Senior Animator - Cameron

What do you do?

We build 3D characters and animate them for cut scenes, commercials, games, and lots of other different applications. As a senior animator, I'm in charge of a couple of other animators. This means I have some management and scheduling tasks.

I come in, I look at the schedule, I figure out what shots need to be done or what game actions need to be animated for the day. Then I get into the software ? whether that's 3D Max or Maya - and get the characters and start animating. We usually start from blocking out the poses ? start poses and end poses and any integral key poses, and work our way through putting the in-between poses and getting some motion in there.

Senior Animator - CameronA simple building block for animation such as a walk cycle would take about a day to create. If it was for a 'cut scene', might take two or three days even. The time taken to create actions depend on their complexity - whether they are interacting with weapons or other characters. Interaction adds an extra level of complication where you actually have to monitor intersections such as grabbing an arm of another character - you are adding a lot more technicality into the animation and having to deal with various programming constraints.

How did you get to where you are today?

My first involvement with computers was a computer-aided design course at RMIT. That was in the early 90s. I think it was pretty much the first course in Australia. From there, I started my own company and worked at that for about eight years before I decided to get more involved in animation as opposed to graphic design. I went to work at Momentum Animations where we made a lot of video clips and TV commercials. That was very animation intense and it's where I learnt to become a 3D animator. From there, I went to Torus Games. I was there for about three years where we made some Play Station 2 games, some Game Boy Advance and lots of hand-held games. From there I moved to here at Act 3.

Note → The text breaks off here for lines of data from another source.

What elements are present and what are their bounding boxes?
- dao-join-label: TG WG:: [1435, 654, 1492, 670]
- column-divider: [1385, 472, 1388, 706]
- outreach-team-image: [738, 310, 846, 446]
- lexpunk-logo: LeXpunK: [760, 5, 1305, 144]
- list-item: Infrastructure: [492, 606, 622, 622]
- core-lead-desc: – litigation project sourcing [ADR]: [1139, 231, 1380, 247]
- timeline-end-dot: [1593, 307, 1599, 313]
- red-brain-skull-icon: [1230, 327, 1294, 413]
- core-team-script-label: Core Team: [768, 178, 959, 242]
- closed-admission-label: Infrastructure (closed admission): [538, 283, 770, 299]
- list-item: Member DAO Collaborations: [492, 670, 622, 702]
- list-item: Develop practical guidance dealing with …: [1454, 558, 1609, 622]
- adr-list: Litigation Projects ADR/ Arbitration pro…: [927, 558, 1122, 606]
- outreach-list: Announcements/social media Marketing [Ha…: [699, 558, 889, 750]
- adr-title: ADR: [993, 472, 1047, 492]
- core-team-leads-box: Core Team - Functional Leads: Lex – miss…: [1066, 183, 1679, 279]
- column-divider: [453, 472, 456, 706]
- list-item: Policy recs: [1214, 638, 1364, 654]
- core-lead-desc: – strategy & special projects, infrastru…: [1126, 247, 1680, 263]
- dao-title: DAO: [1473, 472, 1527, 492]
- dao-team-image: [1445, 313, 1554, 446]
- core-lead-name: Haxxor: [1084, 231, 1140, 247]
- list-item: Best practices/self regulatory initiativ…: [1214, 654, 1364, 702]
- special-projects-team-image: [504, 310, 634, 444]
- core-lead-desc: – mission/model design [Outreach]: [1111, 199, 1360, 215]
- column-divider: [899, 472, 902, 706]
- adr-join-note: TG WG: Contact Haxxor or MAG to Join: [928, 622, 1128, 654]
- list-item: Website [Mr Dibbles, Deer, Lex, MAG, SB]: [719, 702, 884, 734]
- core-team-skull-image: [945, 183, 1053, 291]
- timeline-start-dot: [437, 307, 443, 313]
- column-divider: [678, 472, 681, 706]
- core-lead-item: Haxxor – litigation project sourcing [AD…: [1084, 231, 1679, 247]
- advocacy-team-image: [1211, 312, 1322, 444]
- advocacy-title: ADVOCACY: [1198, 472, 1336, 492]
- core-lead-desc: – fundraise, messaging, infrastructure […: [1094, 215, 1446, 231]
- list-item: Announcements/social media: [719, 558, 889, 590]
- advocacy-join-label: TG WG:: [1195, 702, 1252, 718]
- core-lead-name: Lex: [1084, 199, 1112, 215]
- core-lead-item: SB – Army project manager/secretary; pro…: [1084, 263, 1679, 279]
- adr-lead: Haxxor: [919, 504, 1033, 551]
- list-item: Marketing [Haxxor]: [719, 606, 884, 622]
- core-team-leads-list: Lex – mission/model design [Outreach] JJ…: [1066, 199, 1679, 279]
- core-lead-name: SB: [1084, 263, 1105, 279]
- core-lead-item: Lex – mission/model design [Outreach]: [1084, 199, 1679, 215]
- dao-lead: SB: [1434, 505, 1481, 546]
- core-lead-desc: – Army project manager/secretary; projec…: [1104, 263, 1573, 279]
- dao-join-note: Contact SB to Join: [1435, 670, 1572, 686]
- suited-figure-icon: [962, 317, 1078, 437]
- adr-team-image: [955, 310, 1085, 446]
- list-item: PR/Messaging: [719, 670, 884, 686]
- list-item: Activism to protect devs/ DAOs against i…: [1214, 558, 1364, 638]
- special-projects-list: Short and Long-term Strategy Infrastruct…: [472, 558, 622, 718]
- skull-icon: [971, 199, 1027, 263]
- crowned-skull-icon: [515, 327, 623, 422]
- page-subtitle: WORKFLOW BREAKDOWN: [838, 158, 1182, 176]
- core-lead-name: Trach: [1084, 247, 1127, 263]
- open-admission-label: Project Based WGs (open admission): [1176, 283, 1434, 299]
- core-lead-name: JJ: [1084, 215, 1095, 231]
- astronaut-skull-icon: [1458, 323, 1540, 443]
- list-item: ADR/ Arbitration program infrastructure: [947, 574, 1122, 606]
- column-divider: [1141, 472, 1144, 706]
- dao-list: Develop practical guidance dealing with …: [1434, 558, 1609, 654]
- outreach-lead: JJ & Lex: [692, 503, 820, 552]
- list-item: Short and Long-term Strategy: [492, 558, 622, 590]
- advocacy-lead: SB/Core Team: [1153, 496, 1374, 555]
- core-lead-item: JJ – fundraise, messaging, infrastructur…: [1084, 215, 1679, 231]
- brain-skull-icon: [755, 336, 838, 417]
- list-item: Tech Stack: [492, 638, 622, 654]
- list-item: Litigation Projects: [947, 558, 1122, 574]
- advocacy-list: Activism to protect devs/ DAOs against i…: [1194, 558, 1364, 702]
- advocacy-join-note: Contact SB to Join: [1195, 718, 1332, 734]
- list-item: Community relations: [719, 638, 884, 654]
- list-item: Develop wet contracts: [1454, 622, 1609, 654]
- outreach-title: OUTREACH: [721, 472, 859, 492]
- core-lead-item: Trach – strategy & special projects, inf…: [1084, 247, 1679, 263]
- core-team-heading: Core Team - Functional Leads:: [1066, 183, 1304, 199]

What skills are necessary for you to do your job?

I think imagination is a big part of it. Drawing is great skill to have, but not everyone I work with know can actually draw well. They can draw to some degree, but to draw doesn't really enhance your ability to create 3D animation. It does make you a lot more useful to an employer if you have drawing skills, where you can move into doing concept art or storyboards and that kind of thing.

Generally the skills involved in animation would be an awareness of movement. It requires being very intuitive about motion and being able to convey that into the virtual world of computer character. To be able to convey the sense of weight, the sense of momentum, and even more detailed than that, being able to actually give a character emotion and feeling, especially when you are animating expressions and lip-sync.

With people who do models and textures, they use much more traditional skills to draw and sculpt, so you can pin point the skill and say 'yes well I can do this, and therefore I can model or I can texture'. With animators, it's a little bit abstract to try and pinpoint what an actual animator is.

There is an understanding of physics, but there is also another world of physics - cartoon physics. A lot of what we do in games is very reality based, with human characters running around and generally causing mayhem and shooting each other. But we also do the flip side of that using very cartooney characters with squash and stretch animation. Whilst ihe physics of that is believable, it is not necessarily realistic. So you need to be able to extrapolate your understanding in terms of physics in terms of weight and momentum into that kind of exaggerated world.

How important was your education/training?

I'm not really sure. I've worked with colleagues who have had formal training and I've worked with guys who basically learnt in the bedroom how to animate or model or texture 3D characters. I can honestly say I don't really see much difference. I know that the formally trained people generally have a much broader range of skills because they will be people that can draw that have moved into animation, or they are people that can sculpt, or they have some kind of background skill which has generally been enhanced by their study and then they moved into the field of 3D animation. Whereas the guys that are self-taught are basically 3D modelers or they are animators, or they're very honed in their skill, and they are very narrow on their focus, and they are usually very good at what they do. But they generally don't step outside of that range.

What advice would you give to someone wanting to enter the games industry?

We'd be looking for a TAFE course or some sort of further education that was basically focused on computer graphics, or if you want to be a traditional 2D animator, something that is focused on that.

If that option is not open to you or you are a mature age person wanting to get into the industry, I think the thing to do is knuckle down and put in the hours and generate a show reel that shows where your skills are.

Focus on a single skill, whether it's model building, or animation or painting, and try and not to show too much. If you are looking at a show reel for modeling and you've poorly animated a character, then suddenly you are not looking at the modeling ability any more. Or vice versa. if you're an animator and you've got a fairly poor model in there, strip it back. There are free rigs available on the internet that you can download. Strip them back and let the person watching that reel see your skills - just see the motion in your animation or see the geometry in your model.